からだナビ 高尿酸血症
高尿酸血症は、血液中に尿酸が増え、尿酸が結晶化して関節に沈着し、痛風の炎症発作や尿路結石を起こします。高尿酸血症でこわいのは、痛風や尿路結石を招くだけではなく、高脂血症などが合併して、腎障害や心疾患を招くことです。
尿酸値を下げる薬は一時的に尿酸を低下させるもので、尿酸の代謝を改善してくれるものではなく、腎障害や心疾患を予防することはできません。根本的に治療するには尿酸の代謝を改善することが必要で、食生活の見直しが必要になります。次のことを参考にされ、高尿酸血症の改善と予防に努めてください。
高尿酸血症の方は太っている方が多く、問題は食べる量にあります。コレステロールや中性脂肪が高値なら、食べすぎには特にご注意が必要です。いつも“腹七分目”を心がけてください。
食べる量を減らすことにより、尿酸のもととなるプリン体の摂取も減らすことができます。しかし食べる量を減らすと、自分の好きな食品ばかりを食べて嫌いなものを避ける傾向になりやすいものです。そのため栄養素の偏りが生じがちになりますので、栄養素のバランスには気をつけてください。
痛風のもととなるプリン体とは組織の遺伝子である核酸の構成成分です。よって、細胞があるところには必ずプリン体がありますので、すべての食品に含まれています。プリン体は水溶性なので、水を使って調理をすると水中にとけ出ます。プリン体を調理で減らすポイントをご紹介しますので、参考になさってください。
肉はたっぷりの湯でゆでて、プリン体をとかして除くようにしてください。また、ゆでることで、肉の脂肪が湯の中にとけ出てエネルギーも低下します。
肉汁にはプリン体がいっぱい含まれています。焼いて出た肉汁は使わないようにしてください。

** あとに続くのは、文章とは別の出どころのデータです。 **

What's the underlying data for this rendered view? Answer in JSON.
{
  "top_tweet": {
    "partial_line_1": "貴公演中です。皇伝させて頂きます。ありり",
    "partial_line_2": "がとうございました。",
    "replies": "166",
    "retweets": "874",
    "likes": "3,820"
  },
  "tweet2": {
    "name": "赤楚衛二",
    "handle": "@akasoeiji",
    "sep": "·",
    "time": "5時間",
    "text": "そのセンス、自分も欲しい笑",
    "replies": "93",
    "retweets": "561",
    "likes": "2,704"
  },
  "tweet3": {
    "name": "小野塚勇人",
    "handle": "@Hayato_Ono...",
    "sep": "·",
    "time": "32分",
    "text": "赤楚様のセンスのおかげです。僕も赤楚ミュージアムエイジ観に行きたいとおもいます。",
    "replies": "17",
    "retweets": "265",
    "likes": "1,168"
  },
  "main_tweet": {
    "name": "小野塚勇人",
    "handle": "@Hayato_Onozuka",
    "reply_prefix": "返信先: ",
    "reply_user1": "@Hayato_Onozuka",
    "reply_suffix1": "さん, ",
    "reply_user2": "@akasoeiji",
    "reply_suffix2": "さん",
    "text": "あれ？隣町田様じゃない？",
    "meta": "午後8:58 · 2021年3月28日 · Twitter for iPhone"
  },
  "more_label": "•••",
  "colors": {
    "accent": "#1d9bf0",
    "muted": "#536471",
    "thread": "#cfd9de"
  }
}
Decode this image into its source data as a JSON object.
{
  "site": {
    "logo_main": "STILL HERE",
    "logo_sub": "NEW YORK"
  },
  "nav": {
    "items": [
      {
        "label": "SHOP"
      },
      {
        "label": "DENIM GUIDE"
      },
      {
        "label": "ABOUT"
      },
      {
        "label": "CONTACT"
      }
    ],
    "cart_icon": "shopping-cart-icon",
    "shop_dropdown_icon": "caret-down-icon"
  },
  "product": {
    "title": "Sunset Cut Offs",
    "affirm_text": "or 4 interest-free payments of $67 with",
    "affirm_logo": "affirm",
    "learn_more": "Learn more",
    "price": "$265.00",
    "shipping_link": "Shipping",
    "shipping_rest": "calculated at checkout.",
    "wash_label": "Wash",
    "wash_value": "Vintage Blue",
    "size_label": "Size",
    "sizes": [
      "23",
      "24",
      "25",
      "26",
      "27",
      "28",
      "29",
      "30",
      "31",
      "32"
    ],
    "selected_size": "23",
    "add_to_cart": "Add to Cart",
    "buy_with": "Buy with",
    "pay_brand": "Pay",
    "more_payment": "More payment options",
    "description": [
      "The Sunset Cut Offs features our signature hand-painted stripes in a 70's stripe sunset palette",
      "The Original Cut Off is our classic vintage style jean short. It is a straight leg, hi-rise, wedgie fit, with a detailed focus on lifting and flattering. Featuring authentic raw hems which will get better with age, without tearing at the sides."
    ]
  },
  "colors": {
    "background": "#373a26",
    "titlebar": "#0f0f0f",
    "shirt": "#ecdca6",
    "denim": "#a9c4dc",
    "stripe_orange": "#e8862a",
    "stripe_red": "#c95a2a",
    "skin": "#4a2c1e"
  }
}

魚は熱湯をかけて表面のプリン体を流して除いてください。魚の生臭さを流し消すための下ごしらえにもなります。
アルコールはアルコール自体が高エネルギーであるうえ、食欲を増進させるので過食を助長します。またアルコールはビールに限らず、すべて血中の尿酸値を上昇させます。種類を選ぶより量を控えることが肝心です。本来は禁酒が望ましいといえます。
また酒の肴には肉や魚の内臓や魚卵を材料にした珍味類が多く、プリン体をたんさん含みますので要注意です。
尿酸は水溶性なので、水分を十分に補給することで、腎臓の負担を減らして尿路結石をつくりにくくします。また尿酸を積極的に排泄するために、尿量を増大させます。水分補給はとても大切になります。この場合、ジュースや炭酸飲料や砂糖入りのコーヒーや紅茶では血液が濃くなってしまい、尿酸値も上がってしまいます。またエネルギー摂取量も増えてしまうので、お水やお茶で水分を十分に補給してください。
激しい運動をすると、エネルギーの燃焼過程で大量の尿酸が生成され尿酸値を急激に上げますが、ウォーキングのような有酸素運動は脂肪の燃焼を進めますので、こちらをおすすめします。運動をする時は、必ずこまめに水分補給をしながら行なってください。
そして趣味を楽しんだりしてのんびりゆっくりするようにし、上手に気分転換をするようにしてください。